‘Assembly Line AI’ Helps Developers Build Products Faster 

Software

When one thinks of assembly-line production, a mind likely turns to thoughts of automobile manufacturing and other heavy industrial processes, rather than jumping to artificial intelligence (AI) and apps.

But according to recent Wall Street Journal reports, the Mayo Clinic is the most recent organization to use an assembly-line approach to AI development. It is not, of course, an assembly line as it has historically been known. These days, the line workers are small teams working with a common set of software tools and procedures, with an eye toward building out AI applications faster and cheaper by creating a “more consistent process to produce algorithms,” according to James Buntrock, vice-chair of the department of information technology at Mayo Clinic.

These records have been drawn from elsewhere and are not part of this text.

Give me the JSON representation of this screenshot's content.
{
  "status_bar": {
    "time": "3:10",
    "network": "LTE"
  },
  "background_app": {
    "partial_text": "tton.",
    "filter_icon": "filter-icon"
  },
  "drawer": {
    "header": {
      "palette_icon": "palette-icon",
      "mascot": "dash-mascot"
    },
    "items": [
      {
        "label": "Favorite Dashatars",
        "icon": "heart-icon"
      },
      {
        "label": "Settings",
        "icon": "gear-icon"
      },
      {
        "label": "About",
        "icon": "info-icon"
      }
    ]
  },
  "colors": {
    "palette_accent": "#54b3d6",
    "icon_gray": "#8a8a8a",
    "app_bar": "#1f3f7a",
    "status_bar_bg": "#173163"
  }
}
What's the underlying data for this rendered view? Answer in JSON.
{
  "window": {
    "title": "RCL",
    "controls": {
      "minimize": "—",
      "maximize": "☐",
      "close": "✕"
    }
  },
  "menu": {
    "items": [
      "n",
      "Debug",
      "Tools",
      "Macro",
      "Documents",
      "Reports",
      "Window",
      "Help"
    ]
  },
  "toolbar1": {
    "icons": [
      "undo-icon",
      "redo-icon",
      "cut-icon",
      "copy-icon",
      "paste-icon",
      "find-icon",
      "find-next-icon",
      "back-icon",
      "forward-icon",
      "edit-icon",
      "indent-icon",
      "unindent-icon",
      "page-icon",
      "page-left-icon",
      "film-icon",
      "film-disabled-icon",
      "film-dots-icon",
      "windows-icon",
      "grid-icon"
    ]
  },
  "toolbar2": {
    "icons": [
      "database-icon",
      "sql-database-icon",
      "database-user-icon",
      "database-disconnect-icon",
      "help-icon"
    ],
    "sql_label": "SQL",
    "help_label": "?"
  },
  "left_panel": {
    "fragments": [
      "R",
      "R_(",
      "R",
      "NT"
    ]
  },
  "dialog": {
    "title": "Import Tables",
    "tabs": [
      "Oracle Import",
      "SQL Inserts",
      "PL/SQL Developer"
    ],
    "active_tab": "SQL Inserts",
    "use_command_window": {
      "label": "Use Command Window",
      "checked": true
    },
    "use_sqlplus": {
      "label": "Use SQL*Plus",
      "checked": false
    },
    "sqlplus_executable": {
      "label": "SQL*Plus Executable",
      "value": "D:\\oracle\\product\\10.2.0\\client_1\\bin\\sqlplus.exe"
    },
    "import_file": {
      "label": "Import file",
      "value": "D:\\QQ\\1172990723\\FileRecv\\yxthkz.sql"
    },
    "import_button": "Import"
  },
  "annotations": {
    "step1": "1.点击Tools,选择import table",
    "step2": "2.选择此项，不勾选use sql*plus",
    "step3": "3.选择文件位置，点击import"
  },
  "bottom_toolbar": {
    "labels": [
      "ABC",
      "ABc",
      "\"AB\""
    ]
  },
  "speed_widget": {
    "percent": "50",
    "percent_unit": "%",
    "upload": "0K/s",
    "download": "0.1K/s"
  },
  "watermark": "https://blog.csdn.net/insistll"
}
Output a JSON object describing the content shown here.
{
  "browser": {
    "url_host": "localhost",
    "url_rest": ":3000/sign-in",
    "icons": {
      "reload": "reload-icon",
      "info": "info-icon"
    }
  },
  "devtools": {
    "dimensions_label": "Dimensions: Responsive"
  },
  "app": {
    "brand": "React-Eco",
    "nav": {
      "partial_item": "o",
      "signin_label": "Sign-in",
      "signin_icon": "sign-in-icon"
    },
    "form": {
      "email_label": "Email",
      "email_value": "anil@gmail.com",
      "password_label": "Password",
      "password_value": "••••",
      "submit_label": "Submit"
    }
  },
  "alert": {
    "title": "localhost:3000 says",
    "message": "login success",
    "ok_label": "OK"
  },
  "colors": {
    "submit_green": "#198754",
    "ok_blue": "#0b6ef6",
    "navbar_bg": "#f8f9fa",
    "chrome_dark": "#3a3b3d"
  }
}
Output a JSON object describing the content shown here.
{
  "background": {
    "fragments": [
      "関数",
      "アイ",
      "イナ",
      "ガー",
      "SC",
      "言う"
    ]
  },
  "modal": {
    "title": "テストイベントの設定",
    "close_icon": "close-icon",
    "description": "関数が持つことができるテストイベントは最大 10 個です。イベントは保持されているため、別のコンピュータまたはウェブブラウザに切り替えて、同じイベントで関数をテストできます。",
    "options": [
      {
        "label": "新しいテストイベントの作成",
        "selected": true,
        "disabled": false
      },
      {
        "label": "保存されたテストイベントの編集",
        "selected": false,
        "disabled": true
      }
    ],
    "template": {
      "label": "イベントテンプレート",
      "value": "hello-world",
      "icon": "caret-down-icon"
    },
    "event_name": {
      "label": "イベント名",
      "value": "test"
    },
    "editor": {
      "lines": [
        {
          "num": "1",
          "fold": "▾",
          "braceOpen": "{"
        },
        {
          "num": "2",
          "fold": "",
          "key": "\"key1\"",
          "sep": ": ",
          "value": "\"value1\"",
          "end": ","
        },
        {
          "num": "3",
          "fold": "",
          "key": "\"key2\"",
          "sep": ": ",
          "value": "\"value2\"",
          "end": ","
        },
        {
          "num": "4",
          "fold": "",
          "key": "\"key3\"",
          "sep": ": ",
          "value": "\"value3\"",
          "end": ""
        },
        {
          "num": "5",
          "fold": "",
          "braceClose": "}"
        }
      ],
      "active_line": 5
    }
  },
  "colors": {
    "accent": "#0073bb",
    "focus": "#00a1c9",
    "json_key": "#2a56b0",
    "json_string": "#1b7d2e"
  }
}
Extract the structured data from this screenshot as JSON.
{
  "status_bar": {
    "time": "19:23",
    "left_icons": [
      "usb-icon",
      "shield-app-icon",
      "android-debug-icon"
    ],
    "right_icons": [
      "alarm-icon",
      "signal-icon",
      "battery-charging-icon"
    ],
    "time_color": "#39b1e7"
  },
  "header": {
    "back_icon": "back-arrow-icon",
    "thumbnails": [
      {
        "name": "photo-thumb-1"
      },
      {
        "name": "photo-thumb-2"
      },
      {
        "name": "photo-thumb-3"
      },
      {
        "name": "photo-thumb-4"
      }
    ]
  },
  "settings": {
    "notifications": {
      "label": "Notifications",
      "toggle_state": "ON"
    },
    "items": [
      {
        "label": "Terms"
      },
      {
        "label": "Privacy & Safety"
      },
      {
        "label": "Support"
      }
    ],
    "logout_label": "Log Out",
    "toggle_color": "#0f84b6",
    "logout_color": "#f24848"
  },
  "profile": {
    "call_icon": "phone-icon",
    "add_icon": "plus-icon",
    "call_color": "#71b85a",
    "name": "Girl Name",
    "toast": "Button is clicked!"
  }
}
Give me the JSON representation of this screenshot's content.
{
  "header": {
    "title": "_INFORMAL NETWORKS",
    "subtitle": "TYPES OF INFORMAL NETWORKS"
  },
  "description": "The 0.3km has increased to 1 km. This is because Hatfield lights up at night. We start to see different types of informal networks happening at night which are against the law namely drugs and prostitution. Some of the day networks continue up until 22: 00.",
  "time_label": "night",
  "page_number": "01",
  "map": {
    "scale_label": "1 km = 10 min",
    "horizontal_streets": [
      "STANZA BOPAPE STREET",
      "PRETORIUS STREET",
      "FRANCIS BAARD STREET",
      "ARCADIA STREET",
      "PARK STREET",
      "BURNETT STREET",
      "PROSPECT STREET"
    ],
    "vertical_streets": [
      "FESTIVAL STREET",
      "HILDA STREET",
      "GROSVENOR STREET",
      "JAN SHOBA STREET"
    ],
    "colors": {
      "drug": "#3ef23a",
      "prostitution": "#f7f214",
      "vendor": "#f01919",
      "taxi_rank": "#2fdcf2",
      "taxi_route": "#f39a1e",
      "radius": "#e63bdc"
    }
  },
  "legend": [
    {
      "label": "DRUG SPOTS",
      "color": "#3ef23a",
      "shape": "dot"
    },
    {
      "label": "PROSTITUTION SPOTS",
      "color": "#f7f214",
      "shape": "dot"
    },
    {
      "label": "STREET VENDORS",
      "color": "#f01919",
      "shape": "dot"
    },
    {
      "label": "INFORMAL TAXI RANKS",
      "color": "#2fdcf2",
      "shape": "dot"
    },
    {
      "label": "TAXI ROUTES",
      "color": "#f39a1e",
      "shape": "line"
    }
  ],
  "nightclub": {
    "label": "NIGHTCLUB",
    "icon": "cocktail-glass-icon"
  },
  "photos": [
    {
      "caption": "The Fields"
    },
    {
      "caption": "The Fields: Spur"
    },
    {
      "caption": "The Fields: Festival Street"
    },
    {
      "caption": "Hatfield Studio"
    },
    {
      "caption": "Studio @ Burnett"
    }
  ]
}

Mayo launched its AI factory last fall and is now gearing up to move into full production, with plans for 60 projects underway.  Experts from neurology, radiology, pathology and other departments are working in concert with the new AI application team — which is made up of the health provider’s data scientists, machine-learning engineers and other AI specialists — to develop those concepts into usable health applications. Using agile management and a common software-development methodology, those teams break up the project into small tasks, develop various functions and features in short sprints, and adjust quickly along the way.

“Mayo teams use common data and software development platforms, including Google Cloud and Google’s TensorFlow, to build machine-learning applications,” the WSJ report noted. “The teams also use a set of computer languages, such as Python, one of the most common AI coding languages, and software-development collaboration tools. ”

Those tools are getting more powerful, as Google has just announced a host of upgrades to its AI suite, including a TPU v4 chip that will soon be released to all Google Cloud customers, and will reportedly serve as a major upgrade to AI developers’ efforts.

And while Mayo is the biggest recent name to embrace the AI factory model, the approach is gaining popularity among corporations looking to build common process architecture that makes it easier for teams to share best practices and make development smoother and more efficient, Erick Brethenoux, a vice president analyst at Gartner Inc., told the Journal.

New York-based marketing firm Wunderman Thompson has embraced  the AI factory model, said Cleve Gibbon, the company’s chief technology officer for North America. The firm has seen double-digit percentage improvements in both the speed of developing applications and cost savings since adopting it. “It’s a matter of building a hypothesis and having the means and the processes to actually take it from ideation all the way through to impact — at scale and at speed,” said Gibbon.

Scale and speed that firms are finding to be increasingly critical as they look to leverage AI in a recovering economy. Prime areas of interest for enterprises include building a better consumer experience (thus boosting sales) and upgrading their operations. That said, AI endeavors are often easier planned than carried out: According to Gartner’s data, only about 50 percent of AI projects make it through to the end from pilot to production — as data integration, data volume, complexity and lack of tools often shipwreck efforts as they get underway.

The theory behind the factory approach is that systemizing development will remove a lot of uncertainty from the system. “Just like a physical factory creates physical products, an AI factory should be able to deliver AI solutions in a systematic way,” said John Thomas, a distinguished engineer and director at International Business Machines Corp.